What does a data scientist do? An Interview with Dr. Liv Aleen Remez, Data Scientist, SecBI
Liv holds a doctorate in biology, specializing in genetics and bioinformatics, and is currently working at SecBI as Data scientist.
How did you get into this field?
During my PhD I realized that I was connected more to the world of computers and programming than biology.
When I finished it, I heard there was a field of Data Science in the market, which is something between programming and researching, and in general it was easier to find work because the demand in high tech is much higher than in biology.
How did you find the transition from biology into the cyber world?
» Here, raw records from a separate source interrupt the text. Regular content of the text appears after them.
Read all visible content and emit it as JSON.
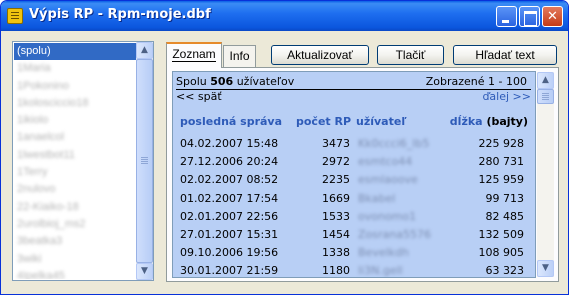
{
  "window": {
    "title": "Výpis RP - Rpm-moje.dbf"
  },
  "caption_buttons": {
    "minimize": "",
    "maximize": "",
    "close": "✕"
  },
  "userlist": {
    "items": [
      {
        "label": "(spolu)",
        "selected": true,
        "blurred": false
      },
      {
        "label": "1Maria",
        "selected": false,
        "blurred": true
      },
      {
        "label": "1Pokonino",
        "selected": false,
        "blurred": true
      },
      {
        "label": "1kolosciccio18",
        "selected": false,
        "blurred": true
      },
      {
        "label": "1ikiolo",
        "selected": false,
        "blurred": true
      },
      {
        "label": "1anaelcol",
        "selected": false,
        "blurred": true
      },
      {
        "label": "1lwestbot11",
        "selected": false,
        "blurred": true
      },
      {
        "label": "1Terry",
        "selected": false,
        "blurred": true
      },
      {
        "label": "2nulovo",
        "selected": false,
        "blurred": true
      },
      {
        "label": "22-Kiaiko-18",
        "selected": false,
        "blurred": true
      },
      {
        "label": "2urolbioj_ms2",
        "selected": false,
        "blurred": true
      },
      {
        "label": "3beatka3",
        "selected": false,
        "blurred": true
      },
      {
        "label": "3wiki",
        "selected": false,
        "blurred": true
      },
      {
        "label": "4Ipelka45",
        "selected": false,
        "blurred": true
      }
    ]
  },
  "tabs": [
    {
      "label": "Zoznam",
      "active": true
    },
    {
      "label": "Info",
      "active": false
    }
  ],
  "toolbar": {
    "refresh_label": "Aktualizovať",
    "print_label": "Tlačiť",
    "search_label": "Hľadať text"
  },
  "listing": {
    "summary_prefix": "Spolu ",
    "summary_count": "506",
    "summary_suffix": " užívateľov",
    "shown_range": "Zobrazené 1 - 100",
    "back_link": "<< späť",
    "next_link": "ďalej >>",
    "columns": {
      "last_message": "posledná správa",
      "count": "počet RP",
      "user": "užívateľ",
      "length": "dĺžka",
      "length_unit": "(bajty)"
    },
    "rows": [
      {
        "date": "04.02.2007 15:48",
        "count": "3473",
        "user": "Kk0ccci6_lb5",
        "length": "225 928"
      },
      {
        "date": "27.12.2006 20:24",
        "count": "2972",
        "user": "esmtco44",
        "length": "280 731"
      },
      {
        "date": "02.02.2007 08:52",
        "count": "2235",
        "user": "esmlaoove",
        "length": "125 959"
      },
      {
        "date": "01.02.2007 17:54",
        "count": "1669",
        "user": "Bkabel",
        "length": "99 713"
      },
      {
        "date": "02.01.2007 22:56",
        "count": "1533",
        "user": "ovonomo1",
        "length": "82 485"
      },
      {
        "date": "27.01.2007 15:31",
        "count": "1454",
        "user": "Zosrana5576",
        "length": "132 509"
      },
      {
        "date": "09.10.2006 19:56",
        "count": "1338",
        "user": "Bevelkdh",
        "length": "108 905"
      },
      {
        "date": "30.01.2007 21:59",
        "count": "1180",
        "user": "li3N.gell",
        "length": "63 323"
      }
    ]
  }
}
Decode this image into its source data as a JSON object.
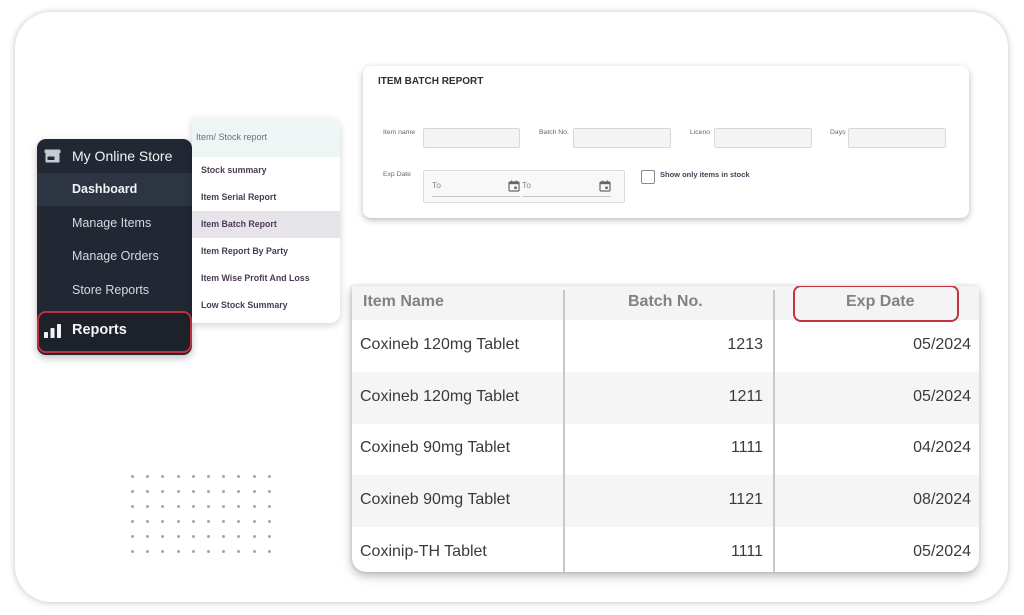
{
  "sidebar": {
    "store_title": "My Online Store",
    "store_icon": "storefront-icon",
    "items": [
      {
        "label": "Dashboard",
        "active": true
      },
      {
        "label": "Manage Items",
        "active": false
      },
      {
        "label": "Manage Orders",
        "active": false
      },
      {
        "label": "Store Reports",
        "active": false
      }
    ],
    "reports": {
      "label": "Reports",
      "icon": "bar-chart-icon",
      "highlighted": true
    }
  },
  "submenu": {
    "heading": "Item/ Stock report",
    "items": [
      {
        "label": "Stock summary",
        "active": false
      },
      {
        "label": "Item Serial Report",
        "active": false
      },
      {
        "label": "Item Batch Report",
        "active": true
      },
      {
        "label": "Item Report By Party",
        "active": false
      },
      {
        "label": "Item Wise Profit And Loss",
        "active": false
      },
      {
        "label": "Low Stock Summary",
        "active": false
      }
    ]
  },
  "filter": {
    "title": "ITEM BATCH REPORT",
    "item_name_label": "Item name",
    "item_name_value": "",
    "batch_no_label": "Batch No.",
    "batch_no_value": "",
    "liceno_label": "Liceno",
    "liceno_value": "",
    "days_label": "Days",
    "days_value": "",
    "exp_date_label": "Exp Date",
    "date_from_placeholder": "To",
    "date_to_placeholder": "To",
    "calendar_icon": "calendar-icon",
    "show_in_stock_label": "Show only items in stock",
    "show_in_stock_checked": false
  },
  "table": {
    "columns": [
      "Item Name",
      "Batch No.",
      "Exp Date"
    ],
    "highlighted_column": "Exp Date",
    "rows": [
      {
        "item_name": "Coxineb 120mg Tablet",
        "batch_no": "1213",
        "exp_date": "05/2024"
      },
      {
        "item_name": "Coxineb 120mg Tablet",
        "batch_no": "1211",
        "exp_date": "05/2024"
      },
      {
        "item_name": "Coxineb 90mg Tablet",
        "batch_no": "1111",
        "exp_date": "04/2024"
      },
      {
        "item_name": "Coxineb 90mg Tablet",
        "batch_no": "1121",
        "exp_date": "08/2024"
      },
      {
        "item_name": "Coxinip-TH Tablet",
        "batch_no": "1111",
        "exp_date": "05/2024"
      }
    ]
  },
  "colors": {
    "sidebar_bg": "#222833",
    "highlight_red": "#c8323c",
    "submenu_text": "#4b3b55"
  }
}
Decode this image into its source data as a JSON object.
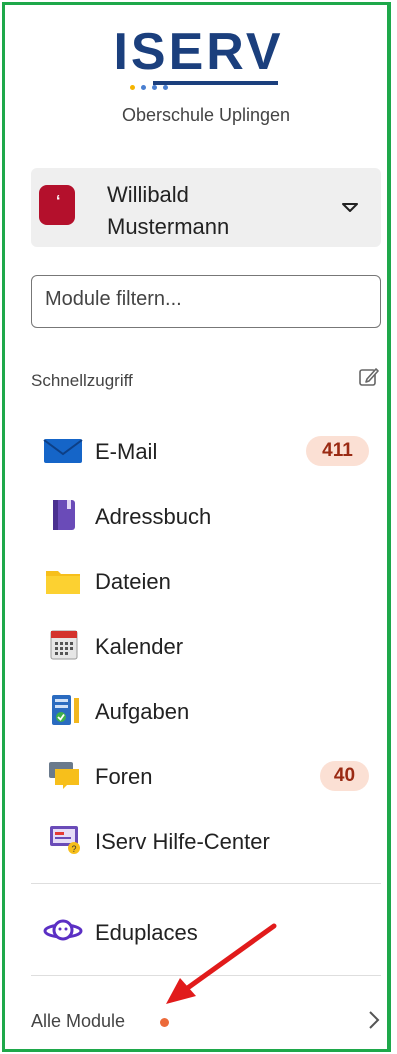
{
  "brand": {
    "logo_text": "ISERV",
    "school_name": "Oberschule Uplingen",
    "dot_colors": [
      "#f5b400",
      "#4a7fd0",
      "#4a7fd0",
      "#4a7fd0"
    ]
  },
  "user": {
    "name": "Willibald Mustermann",
    "avatar_color": "#b4102c"
  },
  "filter": {
    "placeholder": "Module filtern..."
  },
  "quick_access": {
    "title": "Schnellzugriff",
    "items": [
      {
        "label": "E-Mail",
        "icon": "mail-icon",
        "badge": "411"
      },
      {
        "label": "Adressbuch",
        "icon": "addressbook-icon",
        "badge": null
      },
      {
        "label": "Dateien",
        "icon": "folder-icon",
        "badge": null
      },
      {
        "label": "Kalender",
        "icon": "calendar-icon",
        "badge": null
      },
      {
        "label": "Aufgaben",
        "icon": "tasks-icon",
        "badge": null
      },
      {
        "label": "Foren",
        "icon": "forum-icon",
        "badge": "40"
      },
      {
        "label": "IServ Hilfe-Center",
        "icon": "help-center-icon",
        "badge": null
      }
    ]
  },
  "extra": {
    "label": "Eduplaces",
    "icon": "eduplaces-icon"
  },
  "all_modules": {
    "label": "Alle Module",
    "dot_color": "#ec6a3a"
  },
  "colors": {
    "accent_frame": "#1ea84a",
    "badge_bg": "#fbe0d4",
    "badge_text": "#9a2a13",
    "annotation_arrow": "#e11b1b"
  }
}
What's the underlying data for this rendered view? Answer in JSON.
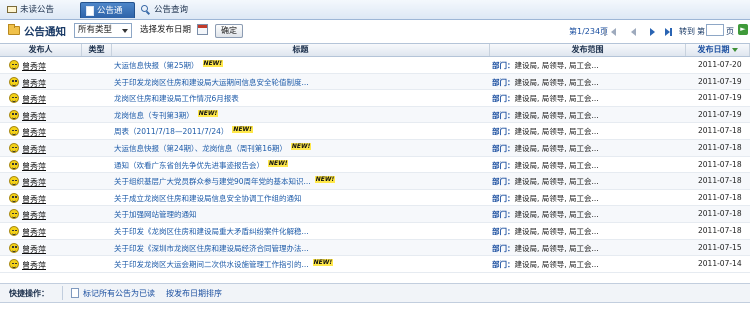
{
  "tabs": [
    {
      "label": "未读公告",
      "icon": "envelope-icon"
    },
    {
      "label": "公告通知",
      "icon": "document-icon",
      "active": true
    },
    {
      "label": "公告查询",
      "icon": "search-icon"
    }
  ],
  "toolbar": {
    "title": "公告通知",
    "type_select": "所有类型",
    "date_label": "选择发布日期",
    "confirm": "确定"
  },
  "pager": {
    "info": "第1/234页",
    "goto": "转到",
    "di": "第",
    "ye": "页"
  },
  "columns": {
    "publisher": "发布人",
    "type": "类型",
    "title": "标题",
    "scope": "发布范围",
    "date": "发布日期"
  },
  "rows": [
    {
      "publisher": "曾秀萍",
      "title": "大运信息快报（第25期）",
      "new": true,
      "scope_label": "部门：",
      "scope": "建设局, 局领导, 局工会...",
      "date": "2011-07-20"
    },
    {
      "publisher": "曾秀萍",
      "title": "关于印发龙岗区住房和建设局大运期间信息安全轮值制度...",
      "new": false,
      "scope_label": "部门：",
      "scope": "建设局, 局领导, 局工会...",
      "date": "2011-07-19"
    },
    {
      "publisher": "曾秀萍",
      "title": "龙岗区住房和建设局工作情况6月报表",
      "new": false,
      "scope_label": "部门：",
      "scope": "建设局, 局领导, 局工会...",
      "date": "2011-07-19"
    },
    {
      "publisher": "曾秀萍",
      "title": "龙岗信息（专刊第3期）",
      "new": true,
      "scope_label": "部门：",
      "scope": "建设局, 局领导, 局工会...",
      "date": "2011-07-19"
    },
    {
      "publisher": "曾秀萍",
      "title": "周表（2011/7/18—2011/7/24）",
      "new": true,
      "scope_label": "部门：",
      "scope": "建设局, 局领导, 局工会...",
      "date": "2011-07-18"
    },
    {
      "publisher": "曾秀萍",
      "title": "大运信息快报（第24期）、龙岗信息（周刊第16期）",
      "new": true,
      "scope_label": "部门：",
      "scope": "建设局, 局领导, 局工会...",
      "date": "2011-07-18"
    },
    {
      "publisher": "曾秀萍",
      "title": "通知（欢看广东省创先争优先进事迹报告会）",
      "new": true,
      "scope_label": "部门：",
      "scope": "建设局, 局领导, 局工会...",
      "date": "2011-07-18"
    },
    {
      "publisher": "曾秀萍",
      "title": "关于组织基层广大党员群众参与建党90周年党的基本知识...",
      "new": true,
      "scope_label": "部门：",
      "scope": "建设局, 局领导, 局工会...",
      "date": "2011-07-18"
    },
    {
      "publisher": "曾秀萍",
      "title": "关于成立龙岗区住房和建设局信息安全协调工作组的通知",
      "new": false,
      "scope_label": "部门：",
      "scope": "建设局, 局领导, 局工会...",
      "date": "2011-07-18"
    },
    {
      "publisher": "曾秀萍",
      "title": "关于加强网站管理的通知",
      "new": false,
      "scope_label": "部门：",
      "scope": "建设局, 局领导, 局工会...",
      "date": "2011-07-18"
    },
    {
      "publisher": "曾秀萍",
      "title": "关于印发《龙岗区住房和建设局重大矛盾纠纷案件化解稳...",
      "new": false,
      "scope_label": "部门：",
      "scope": "建设局, 局领导, 局工会...",
      "date": "2011-07-18"
    },
    {
      "publisher": "曾秀萍",
      "title": "关于印发《深圳市龙岗区住房和建设局经济合同管理办法...",
      "new": false,
      "scope_label": "部门：",
      "scope": "建设局, 局领导, 局工会...",
      "date": "2011-07-15"
    },
    {
      "publisher": "曾秀萍",
      "title": "关于印发龙岗区大运会期间二次供水设施管理工作指引的...",
      "new": true,
      "scope_label": "部门：",
      "scope": "建设局, 局领导, 局工会...",
      "date": "2011-07-14"
    }
  ],
  "new_badge": "NEW!",
  "quickbar": {
    "label": "快捷操作：",
    "mark_read": "标记所有公告为已读",
    "sort_by_date": "按发布日期排序"
  }
}
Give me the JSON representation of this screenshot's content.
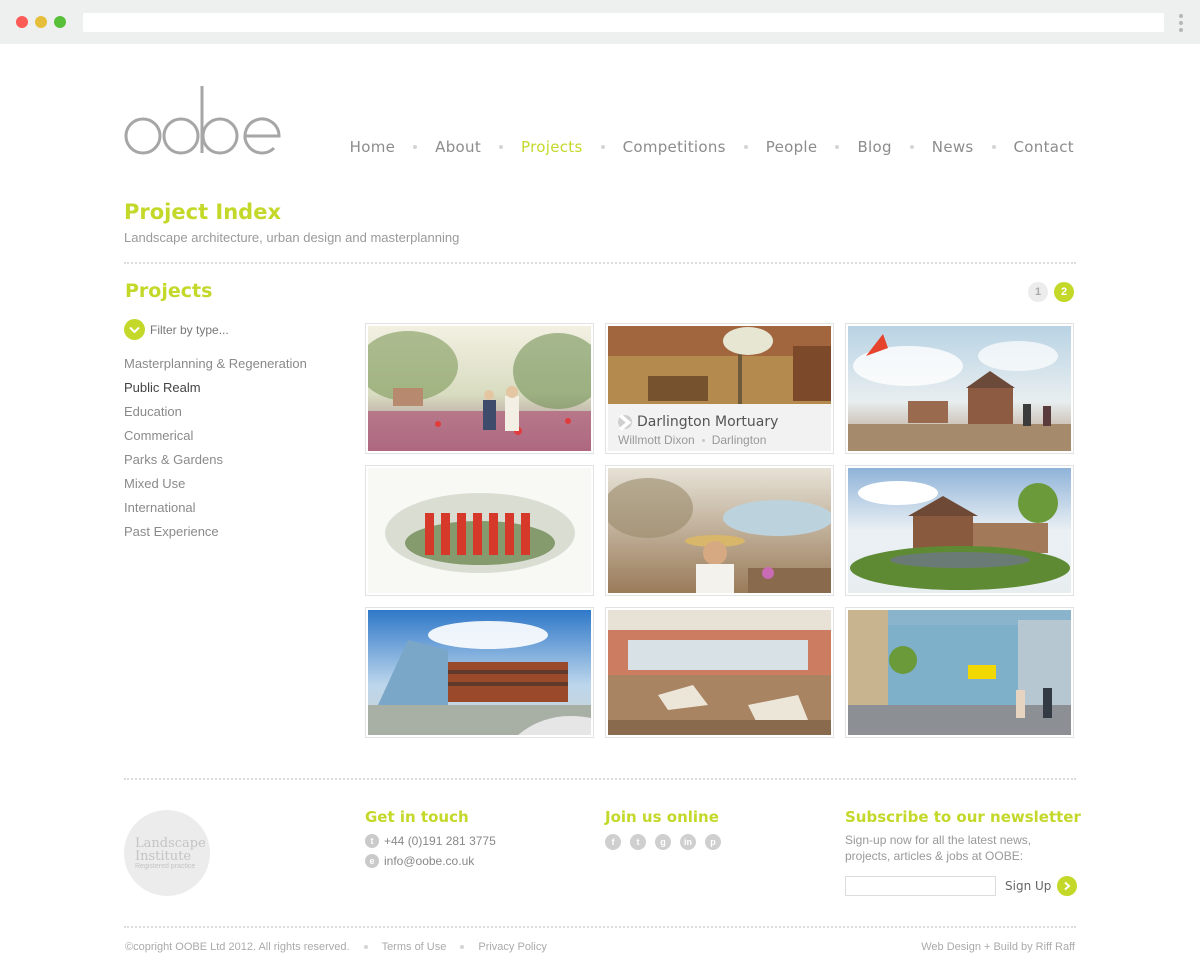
{
  "nav": {
    "items": [
      {
        "label": "Home"
      },
      {
        "label": "About"
      },
      {
        "label": "Projects",
        "active": true
      },
      {
        "label": "Competitions"
      },
      {
        "label": "People"
      },
      {
        "label": "Blog"
      },
      {
        "label": "News"
      },
      {
        "label": "Contact"
      }
    ]
  },
  "page": {
    "title": "Project Index",
    "subtitle": "Landscape architecture, urban design and masterplanning"
  },
  "sidebar": {
    "title": "Projects",
    "filter_label": "Filter by type...",
    "categories": [
      {
        "label": "Masterplanning & Regeneration"
      },
      {
        "label": "Public Realm",
        "current": true
      },
      {
        "label": "Education"
      },
      {
        "label": "Commerical"
      },
      {
        "label": "Parks & Gardens"
      },
      {
        "label": "Mixed Use"
      },
      {
        "label": "International"
      },
      {
        "label": "Past Experience"
      }
    ]
  },
  "pagination": {
    "pages": [
      "1",
      "2"
    ],
    "current": "2"
  },
  "grid": {
    "hovered": {
      "title": "Darlington Mortuary",
      "client": "Willmott Dixon",
      "location": "Darlington"
    }
  },
  "footer": {
    "badge_line1": "Landscape",
    "badge_line2": "Institute",
    "badge_line3": "Registered practice",
    "contact_title": "Get in touch",
    "phone_icon": "t",
    "phone": "+44 (0)191 281 3775",
    "email_icon": "e",
    "email": "info@oobe.co.uk",
    "social_title": "Join us online",
    "social_icons": [
      "f",
      "t",
      "g",
      "in",
      "p"
    ],
    "newsletter_title": "Subscribe to our newsletter",
    "newsletter_text": "Sign-up now for all the latest news, projects, articles & jobs at OOBE:",
    "signup_label": "Sign Up",
    "copyright": "©copright OOBE Ltd 2012. All rights reserved.",
    "terms": "Terms of Use",
    "privacy": "Privacy Policy",
    "credit": "Web Design + Build by Riff Raff"
  },
  "colors": {
    "accent": "#c4d82a",
    "text": "#888888"
  }
}
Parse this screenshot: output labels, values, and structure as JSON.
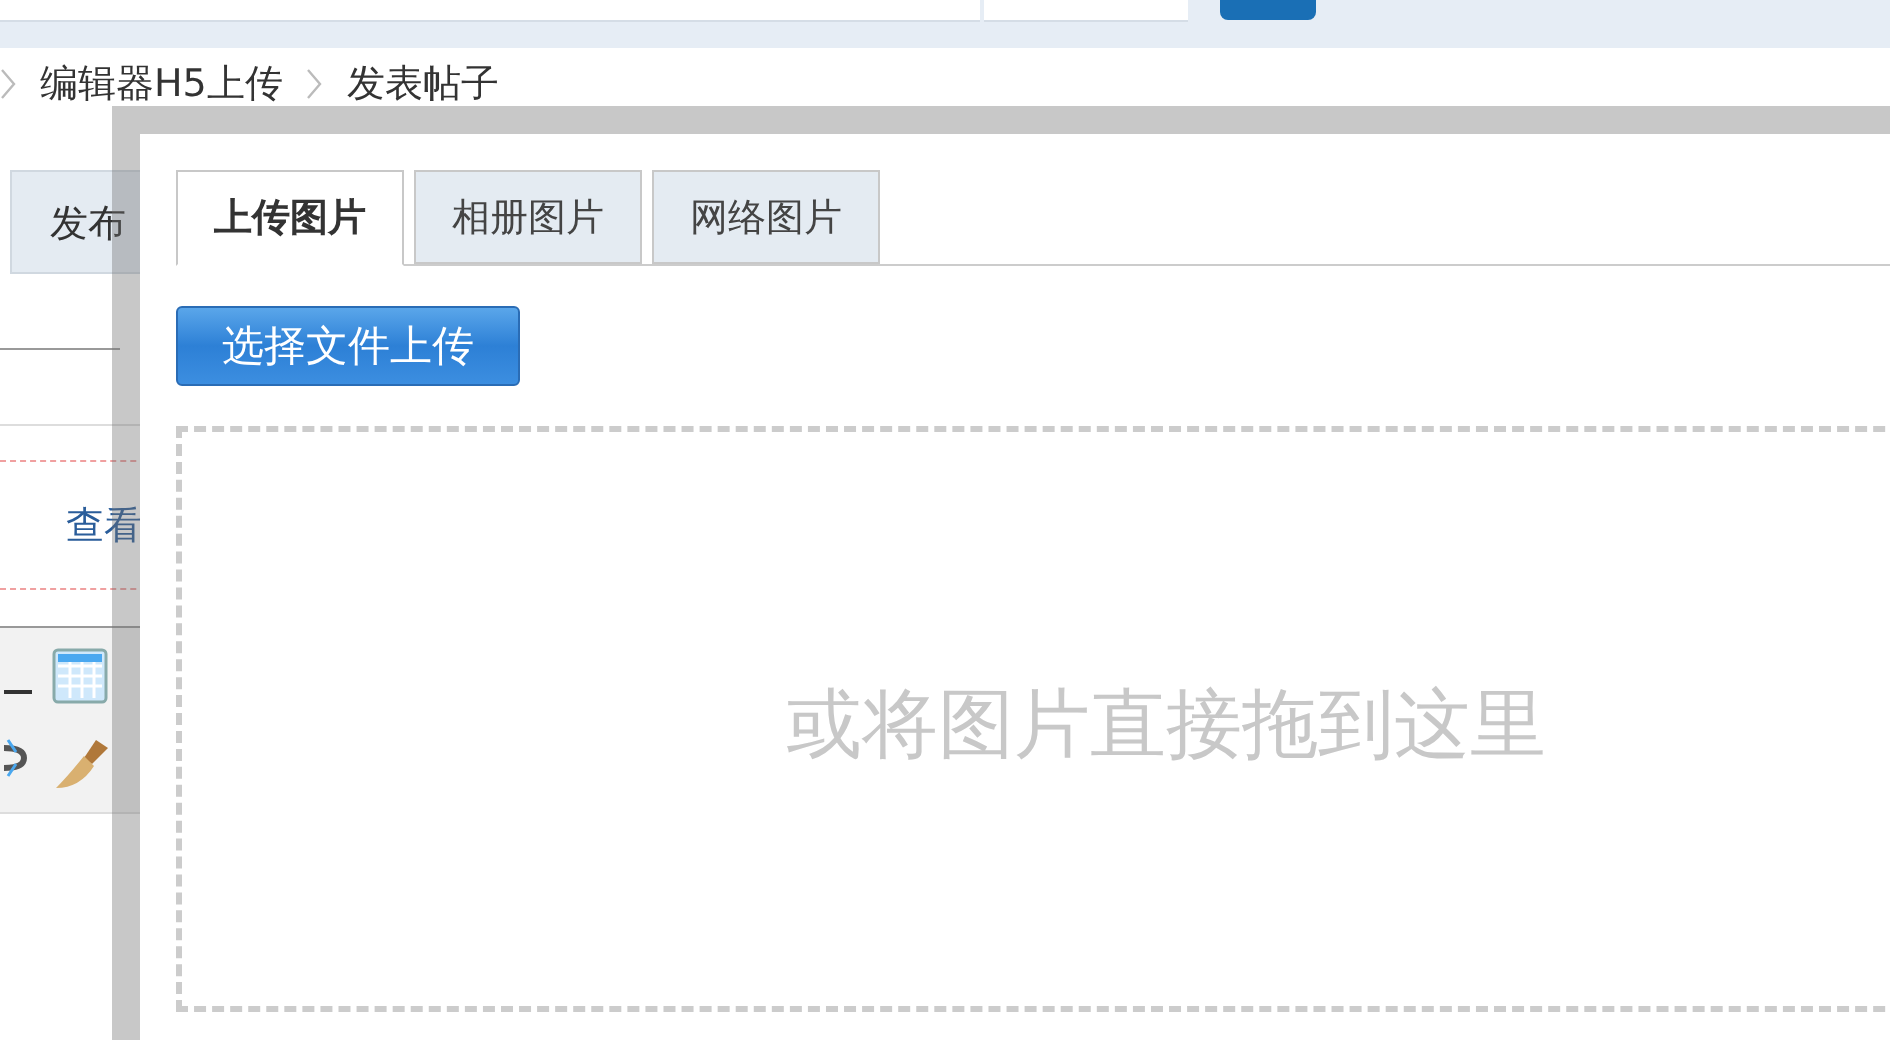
{
  "breadcrumb": [
    "编辑器H5上传",
    "发表帖子"
  ],
  "page_tab": {
    "label": "发布"
  },
  "view_link": "查看",
  "dialog": {
    "tabs": [
      {
        "label": "上传图片",
        "selected": true
      },
      {
        "label": "相册图片",
        "selected": false
      },
      {
        "label": "网络图片",
        "selected": false
      }
    ],
    "upload_button": "选择文件上传",
    "drop_hint": "或将图片直接拖到这里"
  }
}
When I arrived, I knew how to investigate biological systems. Cyber is a completely different field, but my research skills are reflected in my work – I have data and I need to research it, identify patterns, work out and understand what can be done. This is true across all domains.
What did you have to do and learn?
There was a basic algorithm when I started, but it wasn’t built for scale or efficiency. Since we analyze large quantities of data (one customer had nearly Billions of log events we analyzed) we needed to redesign the algorithm to work effectively and still generate accurate results.
The specific algorithm I’m dealing with at SecBI is called “Cluster Analysis”- and a similar type of algorithm is used in genome comparison, so I wasn’t totally lost…
What challenges did you have to overcome?
I’m a Data scientist but not a domain expert, so it was hard for me to qualify the results and understand what makes sense. I was aided by SecBI CTO which helped me refine the algorithm. Once the Algorithm is up and running, now it’s a matter of refinement, adding analysis capabilities and ongoing analysis- what we refer to as “cluster evolution”.
How were you able to develop a cyber-specific algorithm?
I have worked closely with Alex, SecBI CTO. He’s the domain expert and an experienced analyst. I’ve designed the algorithm to emulate how he thinks and operates. The algorithm uses far more computing power so is able to conduct multiple queries with higher accuracy.
Alex’s feedback on the results helped me fine-tune the algorithm to produce results which make sense to an analyst.
So what is “Cluster Analysis”
Clustering is actually grouping according to certain parameters. Every day terabytes of data are added, and the algorithm needs to decide whether it belongs to an existing data set. If this doesn’t work we would be able to scale or get skewed results. New data points simply update existing clusters.
How can this algorithm be improved?
We’re working on updating the algorithm and adding capabilities all the time. Our roadmap includes adding data sources, comparing against known databases of virus signatures, Improve prioritization of tasks and to Obtain more data from the logs according to expected behavior
What is the greatest challenge of cybersecurity in your eyes?
Cybersecurity is a complex and evolving problem. Most solutions attempt to identify known patterns but the requirement today is to identify new patterns and attack types. To do so today, an analyst writes one big query with multiple “Ifs”, then runs it and analyzes the results. We developed a machine-learning algorithm called “cluster analysis”. It automatically groups data together to one cluster which reduces time and false- positives.
In the eyes of a data scientist, cybersecurity is a Multi-dimensionality problem; Data-translates into a mathematical problem, but when dealing with multi dimensions all distances are relative.
SecBI algorithm looks at a certain aspect of the data set(s) – location, address times. If we’ll do our job right, the solution will not only crunch large amounts of data by also reduce False positives- accurate clustering will result in better detection and less alerts.
The future of Data Scientist?
The profession is about 5 years in existence and the demand is only increasing. As more and more organizations are dealing with greater amounts of data I think there will be a growing demand for more people like me.
How about the role of Women in science / cybersecurity – there are few of us, not really enough as there should be. We really need to work in order to change that…
What other things our audience needs to know about you? – I love sports and animals.